The key insight is that Theorem 19 talks about how many agents end up in a set of terminal states, not how many go through a state to get there. If you have two states with disjoint reachable terminal state sets, you can reason about the phenomenon pretty easily. Practically speaking, this should often suffice: for example, the off-switch state is disjoint from everything else.

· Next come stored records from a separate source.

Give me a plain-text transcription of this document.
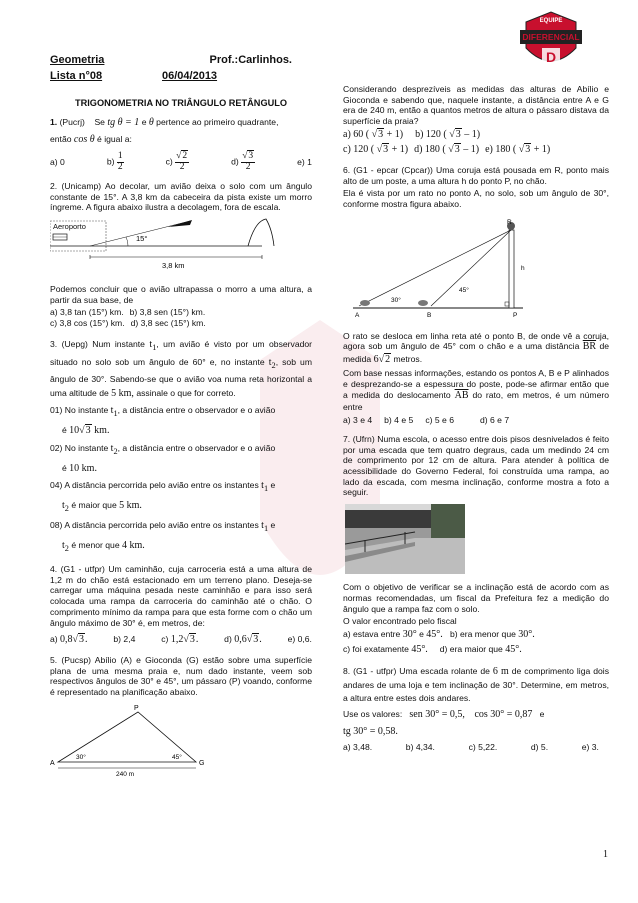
EQUIPE
DIFERENCIAL
D
Geometria	Prof.:Carlinhos.
Lista n°08	06/04/2013
TRIGONOMETRIA NO TRIÂNGULO RETÂNGULO

1. (Pucrj) Se tg θ = 1 e θ pertence ao primeiro quadrante,

então cos θ é igual a:

a) 0	$b) \frac{1}{2}$	$c) \frac{√2}{2}$	$d) \frac{√3}{2}$	e) 1

2. (Unicamp) Ao decolar, um avião deixa o solo com um ângulo constante de 15°. A 3,8 km da cabeceira da pista existe um morro íngreme. A figura abaixo ilustra a decolagem, fora de escala.

Aeroporto
15°
3,8 km

Podemos concluir que o avião ultrapassa o morro a uma altura, a partir da sua base, de

a) 3,8 tan (15°) km. b) 3,8 sen (15°) km.
c) 3,8 cos (15°) km. d) 3,8 sec (15°) km.

3. (Uepg) Num instante $t_1$, um avião é visto por um observador situado no solo sob um ângulo de 60° e, no instante $t_2$, sob um ângulo de 30°. Sabendo-se que o avião voa numa reta horizontal a uma altitude de 5 km, assinale o que for correto.

01) No instante $t_1$, a distância entre o observador e o avião

é 10√3 km.

02) No instante $t_2$, a distância entre o observador e o avião

é 10 km.

04) A distância percorrida pelo avião entre os instantes $t_1$ e

$t_2$ é maior que 5 km.

08) A distância percorrida pelo avião entre os instantes $t_1$ e

$t_2$ é menor que 4 km.

4. (G1 - utfpr) Um caminhão, cuja carroceria está a uma altura de 1,2 m do chão está estacionado em um terreno plano. Deseja-se carregar uma máquina pesada neste caminhão e para isso será colocada uma rampa da carroceria do caminhão até o chão. O comprimento mínimo da rampa para que esta forme com o chão um ângulo máximo de 30° é, em metros, de:

a) 0,8√3.	b) 2,4	c) 1,2√3.	d) 0,6√3.	e) 0,6.

5. (Pucsp) Abílio (A) e Gioconda (G) estão sobre uma superfície plana de uma mesma praia e, num dado instante, veem sob respectivos ângulos de 30° e 45°, um pássaro (P) voando, conforme é representado na planificação abaixo.

P
A	G
30°	45°
240 m

Considerando desprezíveis as medidas das alturas de Abílio e Gioconda e sabendo que, naquele instante, a distância entre A e G era de 240 m, então a quantos metros de altura o pássaro distava da superfície da praia?

a) 60 ( √3 + 1) b) 120 ( √3 – 1)
c) 120 ( √3 + 1) d) 180 ( √3 – 1) e) 180 ( √3 + 1)

6. (G1 - epcar (Cpcar)) Uma coruja está pousada em R, ponto mais alto de um poste, a uma altura h do ponto P, no chão.

Ela é vista por um rato no ponto A, no solo, sob um ângulo de 30°, conforme mostra figura abaixo.

R
h
A	B	P
30°
45°

O rato se desloca em linha reta até o ponto B, de onde vê a coruja, agora sob um ângulo de 45° com o chão e a uma distância $\overline{BR}$ de medida 6√2 metros.

Com base nessas informações, estando os pontos A, B e P alinhados e desprezando-se a espessura do poste, pode-se afirmar então que a medida do deslocamento $\overline{AB}$ do rato, em metros, é um número entre

a) 3 e 4 b) 4 e 5 c) 5 e 6	d) 6 e 7

7. (Ufrn) Numa escola, o acesso entre dois pisos desnivelados é feito por uma escada que tem quatro degraus, cada um medindo 24 cm de comprimento por 12 cm de altura. Para atender à política de acessibilidade do Governo Federal, foi construída uma rampa, ao lado da escada, com mesma inclinação, conforme mostra a foto a seguir.

Com o objetivo de verificar se a inclinação está de acordo com as normas recomendadas, um fiscal da Prefeitura fez a medição do ângulo que a rampa faz com o solo.

O valor encontrado pelo fiscal

a) estava entre 30° e 45°. b) era menor que 30°.

c) foi exatamente 45°. d) era maior que 45°.

8. (G1 - utfpr) Uma escada rolante de 6 m de comprimento liga dois andares de uma loja e tem inclinação de 30°. Determine, em metros, a altura entre estes dois andares.

Use os valores: sen 30° = 0,5, cos 30° = 0,87 e

tg 30° = 0,58.

a) 3,48.	b) 4,34.	c) 5,22.	d) 5.	e) 3.
1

If not, you can sometimes consider the non-dominated subgraph in order to regain disjointness. This isn’t in the main part of the paper, but basically you toss out transitions which aren’t part of a trajectory which is strictly optimal for some reward function. Figure 19 gives an example of this.
The main idea, though, is that you’re reasoning about what the agent’s end goals tend to be, and then say “it’s going to pursue some way of getting there with much higher probability, compared to this small set of terminal states (ie shutdown)”. Theorem 17 tells us that in the limit, cycle reachability totally controls POWER.
I think I still haven’t clearly communicated all my mental models here, but I figured I’d write a reply now while I update the paper.
Thank you for these comments, by the way. You’re pointing out important underspecifications. :)
I think one problem is that power-seeking agents are generally not that corrigible, which means outcomes are extremely sensitive to the initial specification.